A version of this post has appeared on the Huffington Post sections on savings and financial education.
Many families and individuals will resolve to build better, healthier balance sheets in 2014 by paying down their debts and saving and building assets. The news is already filled with advice on how to build better finances or warnings that Americans' balance sheets are tilted too far toward debts and not enough toward savings. Yet following the advice or heading the warnings is easier said than done without policies that help families and individuals save and build assets—particularly for those from lower income backgrounds.
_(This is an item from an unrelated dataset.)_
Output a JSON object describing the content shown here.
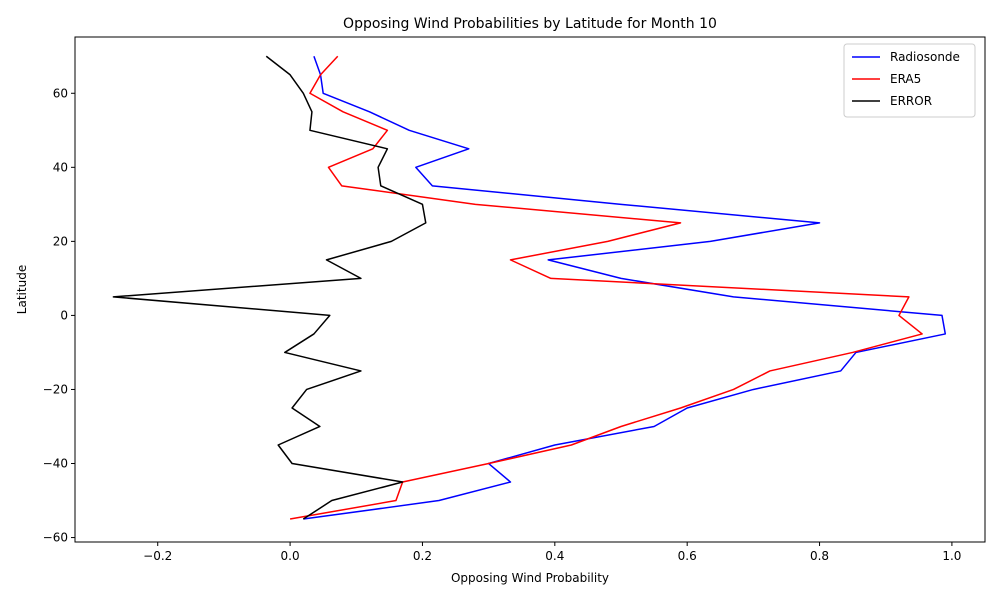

For example, take the recent graduate who emerges from college with a loan debt of $29,000. Having pursued postsecondary education, this graduate would generally be considered to have made a wise financial investment with the potential for substantial payoffs across the life course. Compared to not enrolling in and graduating from college, this recent graduate may likely have better prospects in the labor market, the opportunity for higher lifetime earnings, and the potential for economic mobility. However, the recent graduate also begins life with a balance sheet tilted toward debts, one that he or she is unlikely to be able to leverage in order to build credit, live independently from their family of origin, afford the down payment on a new home, or save for retirement. One study found that students enrolled in college accumulated significantly more debts and significantly less net worth than those not enrolled in college. Follow-up studies confirmed this finding. In other words, at least in the short term, college enrollment coupled with loan debt contributes to balance sheets tilted toward debts as opposed to savings and assets. Though considered a wise financial investment, college enrollment coupled with loan debt has broad implications for financial security of future generations.
If wise financial investments can be met with unhealthy balance sheets, it is insufficient to solely offer advice or warnings about financial security. This means financial security goes beyond individual decision making—balance sheets are not only the result of making wise or poor financial investments. A postsecondary education system built on debt, predatory mortgage lending practices, an economic recession that reduced households' net worth and raised unemployment rates, an expanding retail and service economy paying only minimum wage with few benefits, and regressive tax policies that penalize poor families and individuals from accumulating assets all contribute to the health of the balance sheet. For these reasons, we need policies in 2014 that help families and individuals save and build assets so that they have a better financial foundation (a healthier balance sheet) upon which they can build in the future.
One preventive solution is to start early building better balance sheets and preparing for financial security. Policy proposals like Child Development Accounts (CDAs)—specially designed savings accounts opened at birth for all newborn children with progressive features that assist those living in poverty save for their futures—have the potential to prepare entire generations for financial security from birth. This is because saving and building assets would start at the very beginning of life with the support of and encouragement from policy. Research already confirms the potential of CDAs. Children with CDAs have more money saved and a greater capability to make informed financial decisions than children without CDAs. They may also be more likely to remain banked, diversify their assets, and accumulate savings compared to children without these accounts.
In the example above, intervening after students emerge from college with loan debt is almost too late. Loan debt has already cut into their balance sheets. Now imagine that student with a CDA at birth. They have been saving for almost 18 years by the time they enroll in college, making deposits of birthday and holiday money and eventually depositing paychecks from employment. Perhaps they can use their savings to reduce their loan debt burden upon graduation. They have also accumulated savings and assets over this time, building a balance sheet for financial security. Their savings and assets likely set them on a path for financial security from which they can benefit well across their life course.
When we resolve to build better balance sheets in 2014, let's do so by designing policies that support these endeavors. Starting early with CDAs to set generations on a course for financial security is one preventive solution.
Notes: Ray Boshara, Senior Advisor and Assistant Vice President at the Federal Reserve Bank of St. Louis, has long advocated for an attention to the balance sheet—the composition of assets and debts that comprise families' and individuals' finances. Child Development Accounts (CDAs) were originally proposed and tested by the Center for Social Development at Washington University in St. Louis.